FUJITA Tomonori fujita.tomonori at lab.ntt.co.jp
Tue Apr 26 12:37:08 UTC 2011


On Fri, 22 Apr 2011 14:52:30 +0200
Soren Hansen <soren at linux2go.dk> wrote:

> 2011/4/22 FUJITA Tomonori <fujita.tomonori at lab.ntt.co.jp>:
>>> I find the rebasing/cherry-picking practice even worse in the Linux
>>> kernel context due to the patch tagging used there. If I add a
>>> "Signed-off-by: Soren Hansen" to a patch and someone cherry picks that
>>> patch or moves it around as part of a rebase, my patch still shows up as
>>> "Signed-off-by: me" even though I've never signed off on the patch in
>>> its new context. I remember at one point I had a patch that added some
>> "Signed-off-by:" is not about the context. For Linux kernel, it simply
>> says that you release your code under GPL.
> 
> Fair enough. That doesn't change that my name is still on the commit,
> and there might be a bunch of Acked-By's or Tested-By's on there that
> suddenly are invalid, because those people never tested the patch in the
> context where it's now found.

git doesn't require you to copy the original Acked-by or
Tested-by. You can't blame git for that. You can misuse any tool.

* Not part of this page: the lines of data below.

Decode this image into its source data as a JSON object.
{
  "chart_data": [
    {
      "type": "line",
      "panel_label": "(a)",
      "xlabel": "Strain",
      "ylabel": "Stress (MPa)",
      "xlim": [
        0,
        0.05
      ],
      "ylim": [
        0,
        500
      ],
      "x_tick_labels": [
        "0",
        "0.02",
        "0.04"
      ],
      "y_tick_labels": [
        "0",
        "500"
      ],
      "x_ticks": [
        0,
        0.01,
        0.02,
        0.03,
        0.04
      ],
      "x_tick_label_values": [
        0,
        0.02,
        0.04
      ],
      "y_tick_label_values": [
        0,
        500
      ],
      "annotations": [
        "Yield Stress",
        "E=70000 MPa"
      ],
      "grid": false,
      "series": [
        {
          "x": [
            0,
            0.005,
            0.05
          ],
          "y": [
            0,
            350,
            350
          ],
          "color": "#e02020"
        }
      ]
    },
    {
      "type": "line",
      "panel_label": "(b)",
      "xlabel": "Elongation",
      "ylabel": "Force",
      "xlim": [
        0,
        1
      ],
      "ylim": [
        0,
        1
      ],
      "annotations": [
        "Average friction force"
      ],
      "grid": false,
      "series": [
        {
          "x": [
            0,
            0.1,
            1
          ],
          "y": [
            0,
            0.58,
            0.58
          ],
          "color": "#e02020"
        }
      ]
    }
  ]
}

>> You can't control how other people use it.
> 
> Of course I can't. I'm objecting to the fact that certain conventions
> among users of certain tools encourage moving patches (not code, but
> patches to code. Very different things.) around and leaving artefacts in
> the metadata that claims that a whole bunch of people have reviewed it
> and acknowledge that it works as intended.

Ditto.


>> I vote for git. It's much eaiser to try to get your changes merged
>> into a project that uses git.
> 
> Can you substantiate that somehow? How is it easier?

Hmm, people already mentioned them. Otherwise, we didn't discuss this
topic. For example, git is much better than bzr about sharing trees
between branches (even you admitted bzr should do better about it).

Why can't we simply use the better tool at this moment?